Search code examples
javainteger-overflow

Is there a way to adjust for integer overflow?


I'm noodling through an anagram hash function, already solved several different ways, but I'm looking for extreme performance as an exercise. I already submitted a solution that passed all the given tests (beating out 100% of all competitors by at least 1ms), but I believe that although it "won", it has a weakness that just wasn't triggered. It is subject to integer overflow in a way that could affect the results.

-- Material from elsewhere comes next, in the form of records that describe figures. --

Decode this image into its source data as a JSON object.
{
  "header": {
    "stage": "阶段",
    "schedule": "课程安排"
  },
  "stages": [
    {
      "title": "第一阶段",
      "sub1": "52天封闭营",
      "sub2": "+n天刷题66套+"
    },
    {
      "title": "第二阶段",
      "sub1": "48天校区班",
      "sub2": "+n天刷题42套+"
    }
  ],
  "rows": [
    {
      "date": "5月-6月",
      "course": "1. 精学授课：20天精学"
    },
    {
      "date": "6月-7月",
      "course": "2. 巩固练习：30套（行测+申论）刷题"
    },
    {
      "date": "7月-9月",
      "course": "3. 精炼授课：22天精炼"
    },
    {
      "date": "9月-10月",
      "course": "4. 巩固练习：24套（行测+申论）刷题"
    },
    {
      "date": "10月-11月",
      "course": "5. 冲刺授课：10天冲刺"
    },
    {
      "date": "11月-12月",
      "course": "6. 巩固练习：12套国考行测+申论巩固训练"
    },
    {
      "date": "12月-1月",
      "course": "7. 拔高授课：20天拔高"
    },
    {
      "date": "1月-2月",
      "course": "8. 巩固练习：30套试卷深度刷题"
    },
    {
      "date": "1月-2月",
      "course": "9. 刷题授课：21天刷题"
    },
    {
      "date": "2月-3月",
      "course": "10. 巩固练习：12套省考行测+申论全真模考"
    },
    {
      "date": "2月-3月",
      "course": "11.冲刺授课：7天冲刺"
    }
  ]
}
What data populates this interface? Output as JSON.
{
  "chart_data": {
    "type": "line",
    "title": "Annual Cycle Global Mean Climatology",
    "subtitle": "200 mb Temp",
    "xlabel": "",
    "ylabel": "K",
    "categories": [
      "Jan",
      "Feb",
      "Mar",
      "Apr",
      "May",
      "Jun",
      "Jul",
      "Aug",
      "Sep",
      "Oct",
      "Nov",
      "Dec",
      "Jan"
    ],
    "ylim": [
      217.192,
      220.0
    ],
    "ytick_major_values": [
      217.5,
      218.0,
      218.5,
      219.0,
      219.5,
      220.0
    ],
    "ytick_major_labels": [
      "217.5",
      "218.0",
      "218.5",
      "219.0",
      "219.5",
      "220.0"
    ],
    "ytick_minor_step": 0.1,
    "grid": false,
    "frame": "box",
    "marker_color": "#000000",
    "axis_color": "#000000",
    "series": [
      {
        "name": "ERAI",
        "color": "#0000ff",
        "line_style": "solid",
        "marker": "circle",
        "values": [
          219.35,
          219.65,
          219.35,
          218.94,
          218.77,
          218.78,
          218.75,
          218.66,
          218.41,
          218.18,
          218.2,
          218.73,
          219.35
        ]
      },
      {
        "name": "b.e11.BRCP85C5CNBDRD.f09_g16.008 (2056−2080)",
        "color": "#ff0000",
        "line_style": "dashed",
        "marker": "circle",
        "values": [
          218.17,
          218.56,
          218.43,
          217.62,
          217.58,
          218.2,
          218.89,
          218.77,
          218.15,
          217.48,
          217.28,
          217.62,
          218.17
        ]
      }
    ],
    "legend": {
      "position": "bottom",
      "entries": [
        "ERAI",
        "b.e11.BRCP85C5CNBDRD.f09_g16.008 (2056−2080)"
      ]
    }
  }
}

The gist of the solution was to combine multiple commutative operations, each taking some number of bits, and concatenate them into one long variable. I chose xor, sum, and product. The xor operation cleanly fits within a fixed number of bits. The sum operation might overflow, but because of the way overflow is addressed, it would still arrive at the same result if letters and their corresponding values are rearranged. I wouldn't worry, for example, about whether this function would overflow.

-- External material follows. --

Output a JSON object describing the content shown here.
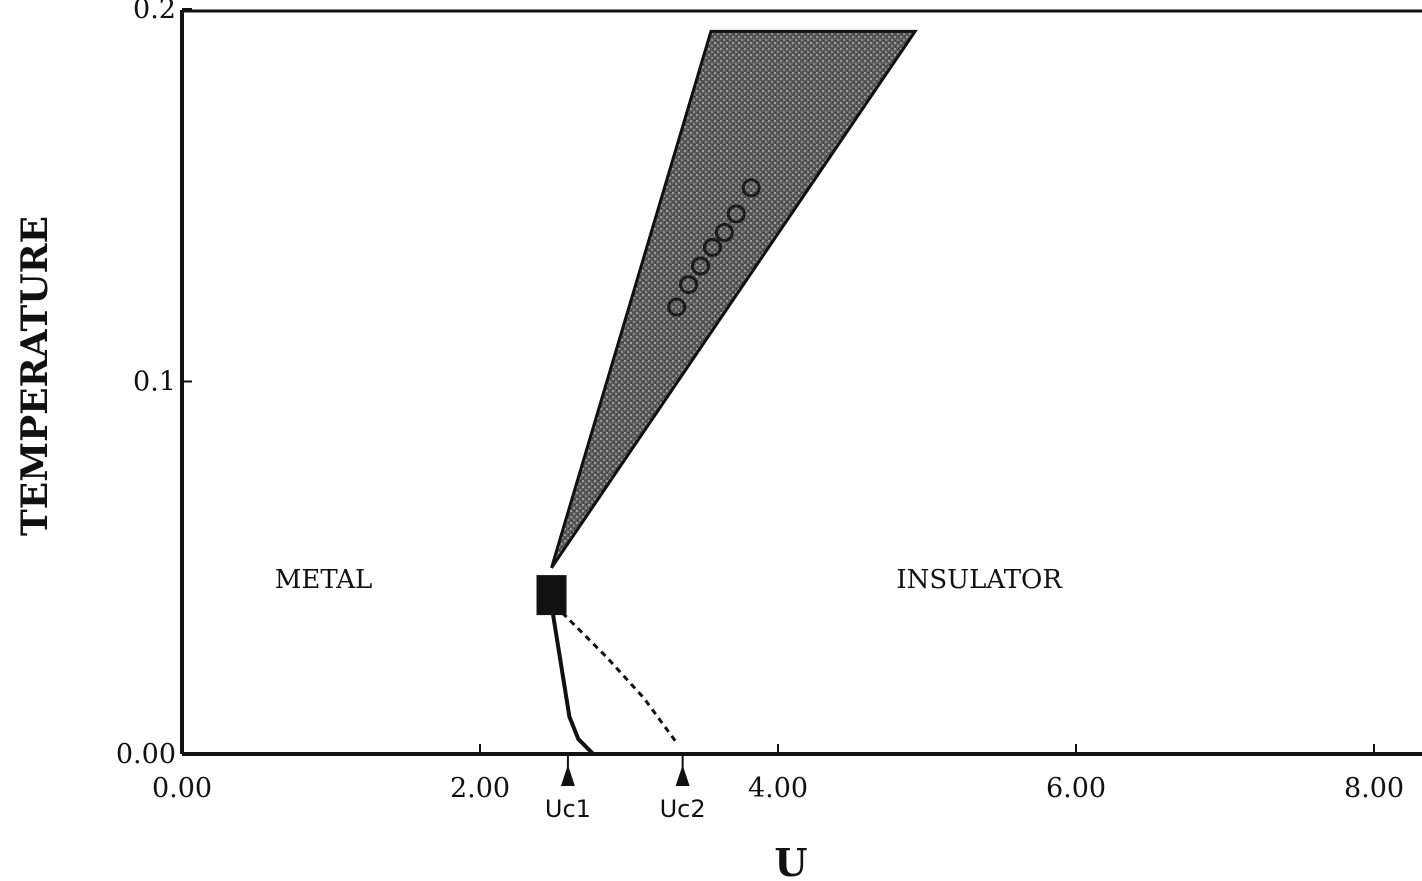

private short sumHash(String s) {
    short hash=0;
    for (char c:s.toCharArray()) {
        hash+=c;
    }
    return hash;
}

Where I run into trouble is in the inclusion of products. If I make a function that returns the product of a list of values (such as character values in a String), then, at the very least, the result could be rendered inaccurate if the product overflowed to exactly zero.

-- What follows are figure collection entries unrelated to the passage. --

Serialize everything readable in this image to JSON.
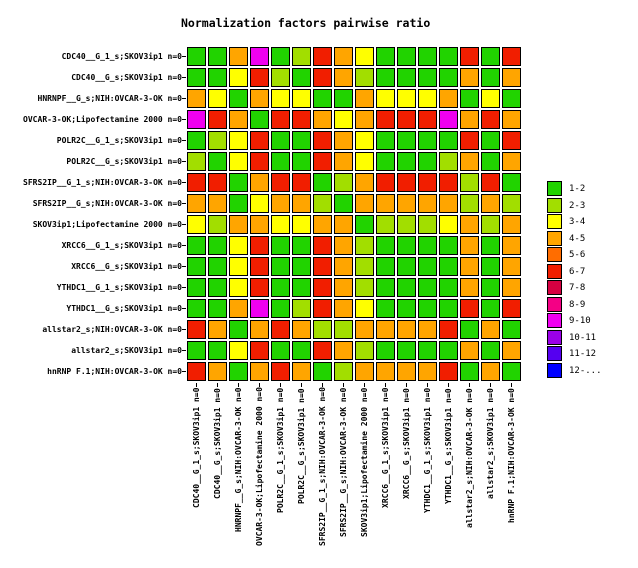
{
  "chart_data": {
    "type": "heatmap",
    "title": "Normalization factors pairwise ratio",
    "legend_position": "right",
    "grid": "off",
    "row_labels": [
      "CDC40__G_1_s;SKOV3ip1 n=0",
      "CDC40__G_s;SKOV3ip1 n=0",
      "HNRNPF__G_s;NIH:OVCAR-3-OK n=0",
      "OVCAR-3-OK;Lipofectamine 2000 n=0",
      "POLR2C__G_1_s;SKOV3ip1 n=0",
      "POLR2C__G_s;SKOV3ip1 n=0",
      "SFRS2IP__G_1_s;NIH:OVCAR-3-OK n=0",
      "SFRS2IP__G_s;NIH:OVCAR-3-OK n=0",
      "SKOV3ip1;Lipofectamine 2000 n=0",
      "XRCC6__G_1_s;SKOV3ip1 n=0",
      "XRCC6__G_s;SKOV3ip1 n=0",
      "YTHDC1__G_1_s;SKOV3ip1 n=0",
      "YTHDC1__G_s;SKOV3ip1 n=0",
      "allstar2_s;NIH:OVCAR-3-OK n=0",
      "allstar2_s;SKOV3ip1 n=0",
      "hnRNP F.1;NIH:OVCAR-3-OK n=0"
    ],
    "col_labels": [
      "CDC40__G_1_s;SKOV3ip1 n=0",
      "CDC40__G_s;SKOV3ip1 n=0",
      "HNRNPF__G_s;NIH:OVCAR-3-OK n=0",
      "OVCAR-3-OK;Lipofectamine 2000 n=0",
      "POLR2C__G_1_s;SKOV3ip1 n=0",
      "POLR2C__G_s;SKOV3ip1 n=0",
      "SFRS2IP__G_1_s;NIH:OVCAR-3-OK n=0",
      "SFRS2IP__G_s;NIH:OVCAR-3-OK n=0",
      "SKOV3ip1;Lipofectamine 2000 n=0",
      "XRCC6__G_1_s;SKOV3ip1 n=0",
      "XRCC6__G_s;SKOV3ip1 n=0",
      "YTHDC1__G_1_s;SKOV3ip1 n=0",
      "YTHDC1__G_s;SKOV3ip1 n=0",
      "allstar2_s;NIH:OVCAR-3-OK n=0",
      "allstar2_s;SKOV3ip1 n=0",
      "hnRNP F.1;NIH:OVCAR-3-OK n=0"
    ],
    "values_are": "pairwise normalization-factor ratio bins",
    "cells": [
      [
        "1-2",
        "1-2",
        "4-5",
        "9-10",
        "1-2",
        "2-3",
        "6-7",
        "4-5",
        "3-4",
        "1-2",
        "1-2",
        "1-2",
        "1-2",
        "6-7",
        "1-2",
        "6-7"
      ],
      [
        "1-2",
        "1-2",
        "3-4",
        "6-7",
        "2-3",
        "1-2",
        "6-7",
        "4-5",
        "2-3",
        "1-2",
        "1-2",
        "1-2",
        "1-2",
        "4-5",
        "1-2",
        "4-5"
      ],
      [
        "4-5",
        "3-4",
        "1-2",
        "4-5",
        "3-4",
        "3-4",
        "1-2",
        "1-2",
        "4-5",
        "3-4",
        "3-4",
        "3-4",
        "4-5",
        "1-2",
        "3-4",
        "1-2"
      ],
      [
        "9-10",
        "6-7",
        "4-5",
        "1-2",
        "6-7",
        "6-7",
        "4-5",
        "3-4",
        "4-5",
        "6-7",
        "6-7",
        "6-7",
        "9-10",
        "4-5",
        "6-7",
        "4-5"
      ],
      [
        "1-2",
        "2-3",
        "3-4",
        "6-7",
        "1-2",
        "1-2",
        "6-7",
        "4-5",
        "3-4",
        "1-2",
        "1-2",
        "1-2",
        "1-2",
        "6-7",
        "1-2",
        "6-7"
      ],
      [
        "2-3",
        "1-2",
        "3-4",
        "6-7",
        "1-2",
        "1-2",
        "6-7",
        "4-5",
        "3-4",
        "1-2",
        "1-2",
        "1-2",
        "2-3",
        "4-5",
        "1-2",
        "4-5"
      ],
      [
        "6-7",
        "6-7",
        "1-2",
        "4-5",
        "6-7",
        "6-7",
        "1-2",
        "2-3",
        "4-5",
        "6-7",
        "6-7",
        "6-7",
        "6-7",
        "2-3",
        "6-7",
        "1-2"
      ],
      [
        "4-5",
        "4-5",
        "1-2",
        "3-4",
        "4-5",
        "4-5",
        "2-3",
        "1-2",
        "4-5",
        "4-5",
        "4-5",
        "4-5",
        "4-5",
        "2-3",
        "4-5",
        "2-3"
      ],
      [
        "3-4",
        "2-3",
        "4-5",
        "4-5",
        "3-4",
        "3-4",
        "4-5",
        "4-5",
        "1-2",
        "2-3",
        "2-3",
        "2-3",
        "3-4",
        "4-5",
        "2-3",
        "4-5"
      ],
      [
        "1-2",
        "1-2",
        "3-4",
        "6-7",
        "1-2",
        "1-2",
        "6-7",
        "4-5",
        "2-3",
        "1-2",
        "1-2",
        "1-2",
        "1-2",
        "4-5",
        "1-2",
        "4-5"
      ],
      [
        "1-2",
        "1-2",
        "3-4",
        "6-7",
        "1-2",
        "1-2",
        "6-7",
        "4-5",
        "2-3",
        "1-2",
        "1-2",
        "1-2",
        "1-2",
        "4-5",
        "1-2",
        "4-5"
      ],
      [
        "1-2",
        "1-2",
        "3-4",
        "6-7",
        "1-2",
        "1-2",
        "6-7",
        "4-5",
        "2-3",
        "1-2",
        "1-2",
        "1-2",
        "1-2",
        "4-5",
        "1-2",
        "4-5"
      ],
      [
        "1-2",
        "1-2",
        "4-5",
        "9-10",
        "1-2",
        "2-3",
        "6-7",
        "4-5",
        "3-4",
        "1-2",
        "1-2",
        "1-2",
        "1-2",
        "6-7",
        "1-2",
        "6-7"
      ],
      [
        "6-7",
        "4-5",
        "1-2",
        "4-5",
        "6-7",
        "4-5",
        "2-3",
        "2-3",
        "4-5",
        "4-5",
        "4-5",
        "4-5",
        "6-7",
        "1-2",
        "4-5",
        "1-2"
      ],
      [
        "1-2",
        "1-2",
        "3-4",
        "6-7",
        "1-2",
        "1-2",
        "6-7",
        "4-5",
        "2-3",
        "1-2",
        "1-2",
        "1-2",
        "1-2",
        "4-5",
        "1-2",
        "4-5"
      ],
      [
        "6-7",
        "4-5",
        "1-2",
        "4-5",
        "6-7",
        "4-5",
        "1-2",
        "2-3",
        "4-5",
        "4-5",
        "4-5",
        "4-5",
        "6-7",
        "1-2",
        "4-5",
        "1-2"
      ]
    ],
    "palette": {
      "1-2": "#21D300",
      "2-3": "#A2DE00",
      "3-4": "#FFFF00",
      "4-5": "#FFA500",
      "5-6": "#FF6D00",
      "6-7": "#F11E00",
      "7-8": "#D60041",
      "8-9": "#F40085",
      "9-10": "#F000F0",
      "10-11": "#9B00E8",
      "11-12": "#5500F0",
      "12-...": "#0000FF"
    },
    "legend": {
      "entries": [
        {
          "label": "1-2",
          "color": "#21D300"
        },
        {
          "label": "2-3",
          "color": "#A2DE00"
        },
        {
          "label": "3-4",
          "color": "#FFFF00"
        },
        {
          "label": "4-5",
          "color": "#FFA500"
        },
        {
          "label": "5-6",
          "color": "#FF6D00"
        },
        {
          "label": "6-7",
          "color": "#F11E00"
        },
        {
          "label": "7-8",
          "color": "#D60041"
        },
        {
          "label": "8-9",
          "color": "#F40085"
        },
        {
          "label": "9-10",
          "color": "#F000F0"
        },
        {
          "label": "10-11",
          "color": "#9B00E8"
        },
        {
          "label": "11-12",
          "color": "#5500F0"
        },
        {
          "label": "12-...",
          "color": "#0000FF"
        }
      ]
    }
  }
}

private short productHash(String s) {
    short hash=1;
    for (char c:s.toCharArray()) {
        hash*=c;
    }
    return hash;
}

Is there any safe and performant way to avoid this weakness so that the function gains the benefit of the commutative property of multiplication to produce the same value for anagrams, but can't ever encounter a product that overflows to zero?


Solution

  • You will only hit zero if

    a * b = 0 mod 2^64
    

    which is equivalent to there being an integer k such that

    a * b = k * 2^64 
    

    That is, we get in trouble if factors divide 2^64, i.e. if factors are even. Therefore, the easiest solution is ensuring that all factors are odd, for instance like this:

    for (char ch : chars) {
      hash *= (ch << 1) | 1;
    }
    

    This allows you to keep 63 bits of information.

    Note however that this technique will only avoid collisions caused by overflow, but not collisions caused by multipliers that share a common factor. If you wish to avoid that, too, you'll need coprime multipliers, which is easiest achieved if they are prime.